Season Recap: The rebuilding Mavericks lost 50 games for the first time since the 1990s and did not have a winning month during the season. Veteran starters Dirk Nowitzki, J.J. Barrea, and Wes Matthews provided leadership, while first-round draft pick Dennis Smith was among the team leaders in points and assists.
Season Preview: Will 2017–18 be the “Dirk and Dennis Show?” Tat would be something. If old-timer Dirk Nowitzki stays healthy and rookie leader Dennis Smith Jr. develops quickly, the Mavs could have a winning season—and be set for the future. Harrison Barnes, Nerlen Noels, and Seth Curry are all quality role players.
Season Recap: Dallas suffered its first losing season in 17 years, finishing at the bottom of the division standings. At age 38, Dirk Nowitzki missed 28 games and had his lowest-scoring season since his rookie year. Harrison Barnes, signed away from the Warriors, was the team’s best player.

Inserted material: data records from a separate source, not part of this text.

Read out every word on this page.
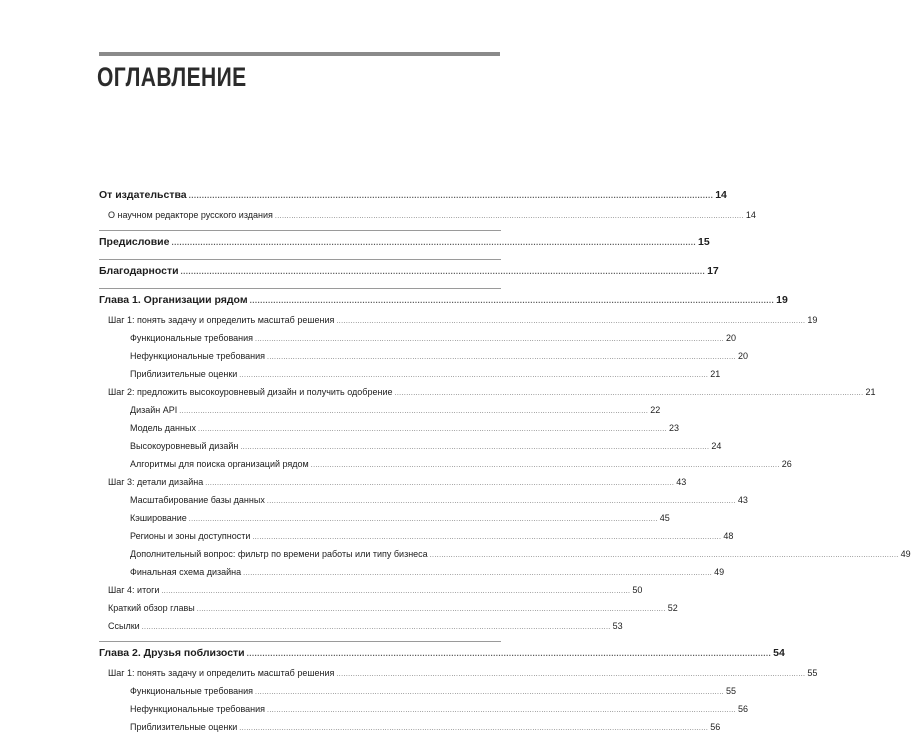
ОГЛАВЛЕНИЕ
От издательства ........................................................................................................................................................................................................ 14
О научном редакторе русского издания ........................................................................................................................................................................................................ 14
Предисловие ........................................................................................................................................................................................................ 15
Благодарности ........................................................................................................................................................................................................ 17
Глава 1. Организации рядом ........................................................................................................................................................................................................ 19
Шаг 1: понять задачу и определить масштаб решения ........................................................................................................................................................................................................ 19
Функциональные требования ........................................................................................................................................................................................................ 20
Нефункциональные требования ........................................................................................................................................................................................................ 20
Приблизительные оценки ........................................................................................................................................................................................................ 21
Шаг 2: предложить высокоуровневый дизайн и получить одобрение ........................................................................................................................................................................................................ 21
Дизайн API ........................................................................................................................................................................................................ 22
Модель данных ........................................................................................................................................................................................................ 23
Высокоуровневый дизайн ........................................................................................................................................................................................................ 24
Алгоритмы для поиска организаций рядом ........................................................................................................................................................................................................ 26
Шаг 3: детали дизайна ........................................................................................................................................................................................................ 43
Масштабирование базы данных ........................................................................................................................................................................................................ 43
Кэширование ........................................................................................................................................................................................................ 45
Регионы и зоны доступности ........................................................................................................................................................................................................ 48
Дополнительный вопрос: фильтр по времени работы или типу бизнеса ........................................................................................................................................................................................................ 49
Финальная схема дизайна ........................................................................................................................................................................................................ 49
Шаг 4: итоги ........................................................................................................................................................................................................ 50
Краткий обзор главы ........................................................................................................................................................................................................ 52
Ссылки ........................................................................................................................................................................................................ 53
Глава 2. Друзья поблизости ........................................................................................................................................................................................................ 54
Шаг 1: понять задачу и определить масштаб решения ........................................................................................................................................................................................................ 55
Функциональные требования ........................................................................................................................................................................................................ 55
Нефункциональные требования ........................................................................................................................................................................................................ 56
Приблизительные оценки ........................................................................................................................................................................................................ 56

Season Preview: The Mavs thought they would begin the season with big man DeAndre Jordan, but he surprised them and signed with the Clippers. That leaves a hole in the lineup that could be impossible to fill. Dirk Nowitzki will try, with help from guards Wesley Matthews and Deron Williams.
Season Recap: The Mavs solved their point guard problem by trading for Rajon Rondo early in the year, but he could not push Dallas past the Houston Rockets in the first round of the playoffs. Dirk Nowitzki moved into seventh place on the NBA’s all-time points list, and Monta Ellis led the club in scoring.
January 15, 2015: Dirk Nowitzki moved past Moses Malone to become the league’s 7th all-time leading scorer. Ten days, early, Nowitzki had moved past Elvin Hayes into 8th place.
Season Preview: After losing to the Spurs in the playoffs, the Mavs added the talent they need to get past San Antonio in 2014–15. Tyson Chandler has returned to Dallas—where he was a key to the team’s NBA championship—joining Dirk Nowitzki and Chandler Parsons on a talented and versatile front line. The backcourt of Monta Ellis, Jameer Nelson, and Devin Harris is excellent, too.
November 11, 2014—Dirk Nowitzki, who came to the NBA from Germany, became the highest-scoring player born outside the United States. He passed Hall of Famer Hakeem Olajuwon, who is from Nigeria.
Season Recap: After missing the playoffs in 2012–13, the Mavericks returned to the postseason with a 49–33 record. Dirk Nowitzki and newcomer Monta Ellis led the Mavs, along with super-sub Vince Carter. Dallas had to play the top-ranked Spurs in the opening round of the playoffs, and nearly beat them—losing the series in seven games.